To be honest, it's been a heartbreaking experience as I feel like my 17 years of ColdFusion experience is now almost worthless. This old dog is learning some new tricks but it'll be a while before I meet the 2-3 years minimum experience that most employers are asking for.
# Posted By Paul Swan | 6/23/17 11:40 PM
If the only thing you know is CF, the suggestion to learn new technologies is valid because CF is and always has been a small niche product, so the number of jobs available was never that big, and is considerably less now since there are many other technologies out there, and the most popular ones are ubiquitous. Thus why you see unable to find jobs or contracts and asking "is cf dead".

I would make the same suggestion to someone if the only thing they knew was Ruby or Perl as well, as these are also very nice.
# Posted By Snake | 6/30/17 5:11 AM
Sure, Paul and Russ/Snake. Two sides of the same coin, really.
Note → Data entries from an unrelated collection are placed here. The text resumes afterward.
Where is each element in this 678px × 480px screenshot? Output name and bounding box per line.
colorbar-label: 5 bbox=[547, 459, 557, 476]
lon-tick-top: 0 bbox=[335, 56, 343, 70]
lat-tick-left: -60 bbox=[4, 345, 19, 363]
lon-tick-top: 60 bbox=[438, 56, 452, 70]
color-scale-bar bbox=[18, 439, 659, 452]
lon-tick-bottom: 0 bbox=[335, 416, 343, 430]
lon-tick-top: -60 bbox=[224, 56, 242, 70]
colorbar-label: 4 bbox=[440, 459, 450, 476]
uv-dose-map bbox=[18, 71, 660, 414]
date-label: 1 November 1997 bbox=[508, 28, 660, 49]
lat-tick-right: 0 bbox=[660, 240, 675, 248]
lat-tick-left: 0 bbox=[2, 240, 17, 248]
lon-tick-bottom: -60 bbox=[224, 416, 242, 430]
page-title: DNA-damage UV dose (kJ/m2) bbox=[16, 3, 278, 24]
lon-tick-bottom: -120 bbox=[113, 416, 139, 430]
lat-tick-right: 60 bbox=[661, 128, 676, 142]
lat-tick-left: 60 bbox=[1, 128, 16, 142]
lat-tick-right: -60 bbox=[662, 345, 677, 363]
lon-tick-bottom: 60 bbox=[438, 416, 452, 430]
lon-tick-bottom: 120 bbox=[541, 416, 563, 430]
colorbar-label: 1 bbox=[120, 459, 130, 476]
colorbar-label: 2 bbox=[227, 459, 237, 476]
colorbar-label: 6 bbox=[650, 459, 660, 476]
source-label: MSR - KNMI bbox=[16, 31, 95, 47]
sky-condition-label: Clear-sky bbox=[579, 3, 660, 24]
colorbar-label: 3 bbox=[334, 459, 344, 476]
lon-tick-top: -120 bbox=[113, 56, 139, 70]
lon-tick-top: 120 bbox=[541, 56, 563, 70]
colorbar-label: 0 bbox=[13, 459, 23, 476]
Yep, I addressed how CF folks who can't find work may need to reach out to other technologies.

And Russ, I thought it was fairly self-evident that it was wide for any CF developer, but since one other person also made the same point in reply to my facebook post on the blog entry, so I have added a new paragraph at the top making the point very clear.

And Paul, about clients wanting 2-3 years of experience, you could pick something that's so new that no one has that. Of course it's a roll of the dice to pick something that will last. But you could be studying up on something you really prefer to do long-term while you "take work" however you can get it.

And to you and others who may feel they are in your shoes, remember that what you know as a CF developer goes WAY beyond just CF itself. It might surprise some to stop and think what CF developer typically deals with beyond just "CFML" which might be marketable.

In fact, I started to write a number of ideas here, and I realized it really was worth of its own post, so I will do that now.